Places such as theatres and entertainment venues could be hit hard by the two-metre rule, which would restrict the number of people allowed inside.

The World Health Organisation (WHO) recommends people maintain a distance of at least one metre between each other.

Firstly, how does coronavirus spread?

Covid-19 can spread from person to person through small droplets from the nose or mouth when a person coughs, sneezes, exhales or speaks. These droplets land on objects and surfaces around the person, according to WHO.

We can catch the virus by touching these objects or surfaces, then touching our eyes, nose or mouth. We can also become infected if we breathe in droplets from someone with the virus who coughs out or exhales even smaller droplets (known as aerosols).

Experts agree the larger droplets from a sneeze or cough will fall to the ground within six feet, which is why the 2m social distancing rule is in place. But it’s unclear how far aerosols could travel. What we do know is that aerosols can travel easily in the air due to how small they are, potentially carrying viral content quite some distance from where they originated.

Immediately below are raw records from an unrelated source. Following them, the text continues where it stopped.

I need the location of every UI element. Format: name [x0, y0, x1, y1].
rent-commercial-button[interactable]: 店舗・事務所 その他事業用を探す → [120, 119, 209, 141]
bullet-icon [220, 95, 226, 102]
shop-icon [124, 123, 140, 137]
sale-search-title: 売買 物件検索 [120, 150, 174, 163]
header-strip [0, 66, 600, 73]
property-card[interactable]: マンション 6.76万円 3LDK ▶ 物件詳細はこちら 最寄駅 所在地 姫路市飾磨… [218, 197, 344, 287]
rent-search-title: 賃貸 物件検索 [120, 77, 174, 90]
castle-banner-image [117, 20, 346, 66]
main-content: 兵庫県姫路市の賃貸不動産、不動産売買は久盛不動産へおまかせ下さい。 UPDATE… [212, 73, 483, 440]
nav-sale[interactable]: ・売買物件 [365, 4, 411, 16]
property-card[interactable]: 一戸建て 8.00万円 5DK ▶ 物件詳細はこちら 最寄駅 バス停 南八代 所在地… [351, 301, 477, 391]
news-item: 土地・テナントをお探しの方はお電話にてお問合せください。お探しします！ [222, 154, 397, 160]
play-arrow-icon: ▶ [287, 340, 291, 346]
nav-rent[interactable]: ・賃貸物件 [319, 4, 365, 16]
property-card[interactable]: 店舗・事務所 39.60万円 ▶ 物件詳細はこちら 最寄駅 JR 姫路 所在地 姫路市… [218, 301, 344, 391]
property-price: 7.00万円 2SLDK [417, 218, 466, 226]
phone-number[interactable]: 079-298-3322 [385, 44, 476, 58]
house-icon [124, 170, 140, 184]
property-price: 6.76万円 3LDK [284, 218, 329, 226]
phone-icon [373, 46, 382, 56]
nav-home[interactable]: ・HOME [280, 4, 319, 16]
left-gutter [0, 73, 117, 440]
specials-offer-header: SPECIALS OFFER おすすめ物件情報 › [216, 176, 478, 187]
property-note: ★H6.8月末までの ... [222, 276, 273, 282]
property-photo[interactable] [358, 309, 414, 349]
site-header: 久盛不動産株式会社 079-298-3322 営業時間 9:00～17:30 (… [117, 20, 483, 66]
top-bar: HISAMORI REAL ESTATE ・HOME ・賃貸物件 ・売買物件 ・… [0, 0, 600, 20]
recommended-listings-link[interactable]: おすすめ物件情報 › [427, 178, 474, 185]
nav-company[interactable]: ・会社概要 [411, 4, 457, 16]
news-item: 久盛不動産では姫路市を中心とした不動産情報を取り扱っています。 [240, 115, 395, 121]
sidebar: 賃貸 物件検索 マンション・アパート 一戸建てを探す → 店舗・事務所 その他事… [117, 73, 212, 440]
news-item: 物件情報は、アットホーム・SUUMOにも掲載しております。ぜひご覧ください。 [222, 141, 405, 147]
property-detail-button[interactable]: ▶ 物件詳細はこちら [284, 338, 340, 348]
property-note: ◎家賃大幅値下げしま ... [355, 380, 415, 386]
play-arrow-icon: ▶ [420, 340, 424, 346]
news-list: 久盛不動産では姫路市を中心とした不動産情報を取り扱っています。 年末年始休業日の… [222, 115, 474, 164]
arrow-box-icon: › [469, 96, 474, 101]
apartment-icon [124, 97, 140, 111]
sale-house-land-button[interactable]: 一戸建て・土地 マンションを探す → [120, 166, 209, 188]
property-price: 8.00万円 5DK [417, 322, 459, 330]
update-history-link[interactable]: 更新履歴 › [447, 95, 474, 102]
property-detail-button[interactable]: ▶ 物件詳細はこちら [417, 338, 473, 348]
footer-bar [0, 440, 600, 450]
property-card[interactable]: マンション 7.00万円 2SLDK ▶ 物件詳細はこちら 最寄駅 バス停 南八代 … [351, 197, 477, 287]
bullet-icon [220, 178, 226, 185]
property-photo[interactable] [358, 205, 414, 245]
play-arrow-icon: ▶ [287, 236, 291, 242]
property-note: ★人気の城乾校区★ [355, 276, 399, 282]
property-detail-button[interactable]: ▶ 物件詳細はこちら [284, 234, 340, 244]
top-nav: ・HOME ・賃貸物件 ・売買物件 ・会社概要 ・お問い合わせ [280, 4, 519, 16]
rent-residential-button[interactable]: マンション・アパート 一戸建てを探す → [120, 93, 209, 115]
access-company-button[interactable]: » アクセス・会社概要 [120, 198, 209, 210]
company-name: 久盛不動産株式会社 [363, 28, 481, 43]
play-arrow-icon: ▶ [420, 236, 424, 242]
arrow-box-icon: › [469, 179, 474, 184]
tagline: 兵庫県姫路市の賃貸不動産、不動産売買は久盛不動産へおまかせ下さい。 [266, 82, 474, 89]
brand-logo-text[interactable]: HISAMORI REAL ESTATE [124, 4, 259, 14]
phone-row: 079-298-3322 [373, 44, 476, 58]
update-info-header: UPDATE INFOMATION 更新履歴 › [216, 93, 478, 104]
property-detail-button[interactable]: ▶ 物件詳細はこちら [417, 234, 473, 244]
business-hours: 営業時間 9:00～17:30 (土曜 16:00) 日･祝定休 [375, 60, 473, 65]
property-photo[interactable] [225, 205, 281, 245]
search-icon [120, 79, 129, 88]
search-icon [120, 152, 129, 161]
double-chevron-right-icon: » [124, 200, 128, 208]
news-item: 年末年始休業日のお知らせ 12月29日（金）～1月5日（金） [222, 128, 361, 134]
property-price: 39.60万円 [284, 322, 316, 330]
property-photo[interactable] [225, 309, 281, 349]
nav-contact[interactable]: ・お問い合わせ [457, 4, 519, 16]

Dr. Donald Milton, who studies bioaerosols at the University of Maryland School of Public Health, suggested to the New York Times that even without the launching power of a sneeze, “air currents could carry a flow of aerosol sized virus particles exhaled by an infected person 20 feet or more away”.

Whether they could actually infect someone at such distances is another story.

Bernhard Lang via Getty Images

What else helps reduce the spread?

For the latest study published in The Lancet journal, researchers looked at data from nine studies across Sars, Mers and Covid-19, including 7,782 participants.

Keeping at least one metre from other people, as well as wearing face coverings and eye protection, in and outside of healthcare settings, could be the best way to reduce the chance of viral infection or transmission of Covid-19, they said.

Thirteen studies focusing on eye protection found that face shields, goggles, and glasses were associated with lower risk of infection, compared with no eye covering. They found that the risk of infection or transmission when wearing eye protection was 6%, and 16% when not wearing eye protection.

Evidence from 10 studies also found similar benefits for face masks in general, with risk of infection or transmission when wearing a mask 3%, and 17% when not wearing a mask.

For healthcare workers, N95 and other respirator-type masks might be associated with a greater protection from transmission than surgical masks or similar. For the general public, face masks are also probably associated with protection, even in non-healthcare settings, the researchers said.

Prof Schunemann said: “Our findings... provide the currently best available evidence on the optimum use of these common and simple interventions to help ‘flatten the curve’ and inform pandemic response efforts in the community.”

Researchers said that none of these interventions – even when properly used and combined – give complete protection from infection. They noted the certainty of the evidence around face masks and eye protection is low.

The authors said their findings have important implications for the current pandemic, and future waves, by informing disease models, and standardising the definition of who has been “potentially exposed” for contact tracing.